A Black cowboy fulfills quest to sleep in ancestor's plantation cabin

Saturday, June 18, 2022
A Black cowboy fulfills quest to sleep in ancestor's plantation cabin
The kinship they discovered has blossomed into a friendship that was generations in the making.

WHARTON, Texas (KTRK) -- Just northwest of Wharton lies an old historic swath of land that used to be known as Egypt Plantation.

This is where Bud Northington was raised and where he is working to preserve six generations of family history dating back to the 1830s when Stephen F. Austin granted his family a massive plot of land.

And behind his house is an old cabin where people were enslaved.

"It's not a slave house. This is the quarter house. A slave house is on the other side of the world," said Northington.

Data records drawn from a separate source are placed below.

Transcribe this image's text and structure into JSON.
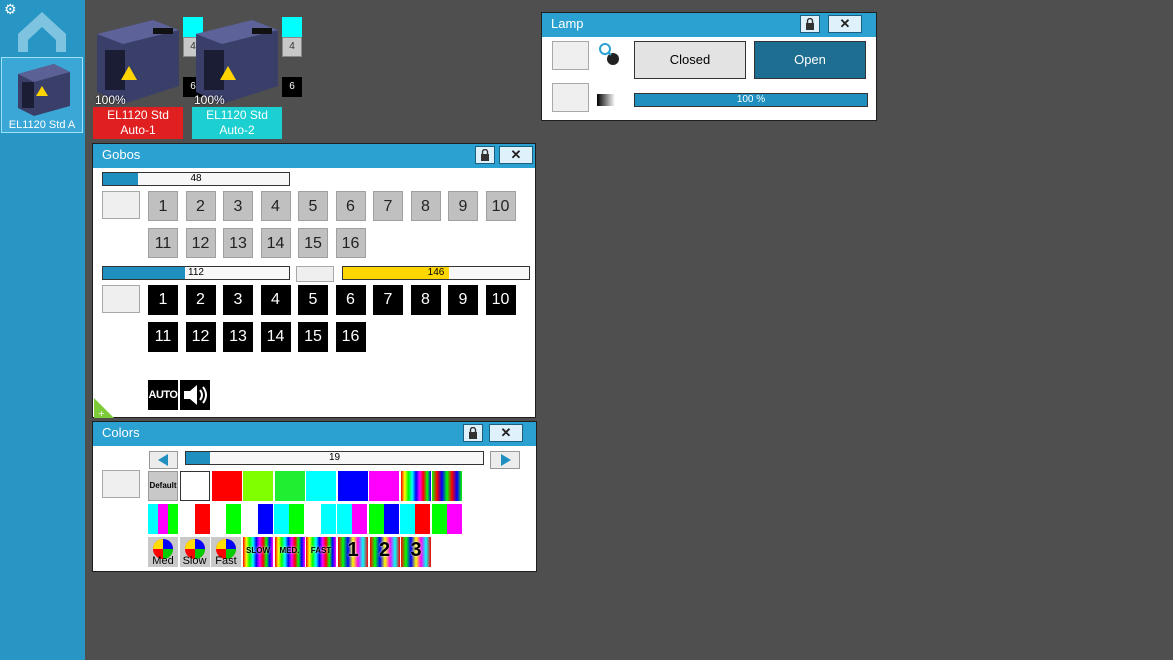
{
  "sidebar": {
    "fixture_label": "EL1120 Std A"
  },
  "fixtures": [
    {
      "percent": "100%",
      "name_line1": "EL1120 Std",
      "name_line2": "Auto-1",
      "color": "#e02020",
      "indicator_value": "4",
      "black_value": "6"
    },
    {
      "percent": "100%",
      "name_line1": "EL1120 Std",
      "name_line2": "Auto-2",
      "color": "#1ccfd0",
      "indicator_value": "4",
      "black_value": "6"
    }
  ],
  "lamp": {
    "title": "Lamp",
    "closed_label": "Closed",
    "open_label": "Open",
    "dimmer_value": "100 %",
    "dimmer_fraction": 1.0
  },
  "gobos": {
    "title": "Gobos",
    "slider1_value": "48",
    "slider1_fraction": 0.19,
    "grey_buttons": [
      "1",
      "2",
      "3",
      "4",
      "5",
      "6",
      "7",
      "8",
      "9",
      "10",
      "11",
      "12",
      "13",
      "14",
      "15",
      "16"
    ],
    "slider2_value": "112",
    "slider2_fraction": 0.44,
    "slider3_value": "146",
    "slider3_fraction": 0.57,
    "black_buttons": [
      "1",
      "2",
      "3",
      "4",
      "5",
      "6",
      "7",
      "8",
      "9",
      "10",
      "11",
      "12",
      "13",
      "14",
      "15",
      "16"
    ],
    "auto_label": "AUTO"
  },
  "colors": {
    "title": "Colors",
    "slider_value": "19",
    "slider_fraction": 0.08,
    "default_label": "Default",
    "row1": [
      "#ffffff",
      "#ff0000",
      "#80ff00",
      "#20ee30",
      "#00ffff",
      "#0000ff",
      "#ff00ff"
    ],
    "row2_pairs": [
      [
        "#00ffff",
        "#ff00ff",
        "#00ff00"
      ],
      [
        "#ffffff",
        "#ff0000"
      ],
      [
        "#ffffff",
        "#00ff00"
      ],
      [
        "#ffffff",
        "#0000ff"
      ],
      [
        "#00ffff",
        "#00ff00"
      ],
      [
        "#ffffff",
        "#00ffff"
      ],
      [
        "#00ffff",
        "#ff00ff"
      ],
      [
        "#00ff00",
        "#0000ff"
      ],
      [
        "#00ffff",
        "#ff0000"
      ],
      [
        "#00ff00",
        "#ff00ff"
      ]
    ],
    "speed_labels": [
      "Med",
      "Slow",
      "Fast"
    ],
    "chase_labels": [
      "SLOW",
      "MED.",
      "FAST"
    ],
    "number_labels": [
      "1",
      "2",
      "3"
    ]
  }
}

This is where he says his great ancestor Jemima Menefee Heard used to teach the enslaved workers how to read and write through the bible.

Heard broke the law in that era to teach them literacy.

"I drove by here for 30 years. I've always wanted to come and sleep in this slave house, but I didn't know the person that had this place," said Larry Callies.

Callies grew up working the ranches around the old Egypt Plantation and always felt a draw to this property and cabin.

And then he opened The Black Cowboy Museum in Rosenberg and discovered he did have a connection.

"When I heard what he was doing about Black Cowboy Museum, I said that's great to happen! I'm very happy," said Northington, who visited the museum where the two men discovered their shared past.

"I showed him where I was kin to an enslaver, and he said, I'm kin to him too. So we're cousins," said Callies.

The history buff and the history preserver are both descendants of the same plantation in Wharton County.

Side-by-side on the old cabin's porch, the two cowboys are on a quest to connect with the past. And pave a new future.

"I'm a history buff. I like to know about how people lived and what's the best way to do it? Is to come in and sleep in it."

And inside the small two-person home without electricity and plumbing, they'll spend one night this Juneteenth weekend.

"No comforts from home, just I'm going to have to take my contacts out. I don't think they wore them back then," said Callies.

The kinship they discovered has blossomed into a friendship that was generations in the making.

The Black Cowboy Museum is hosting a rodeo and celebration on Sunday, June 19 at the Kendleton Picnic Grounds. Gates open at 12 p.m., the show begins at 3 p.m. and the Ruben Moreno Zydeco Band takes the stage at 9 p.m.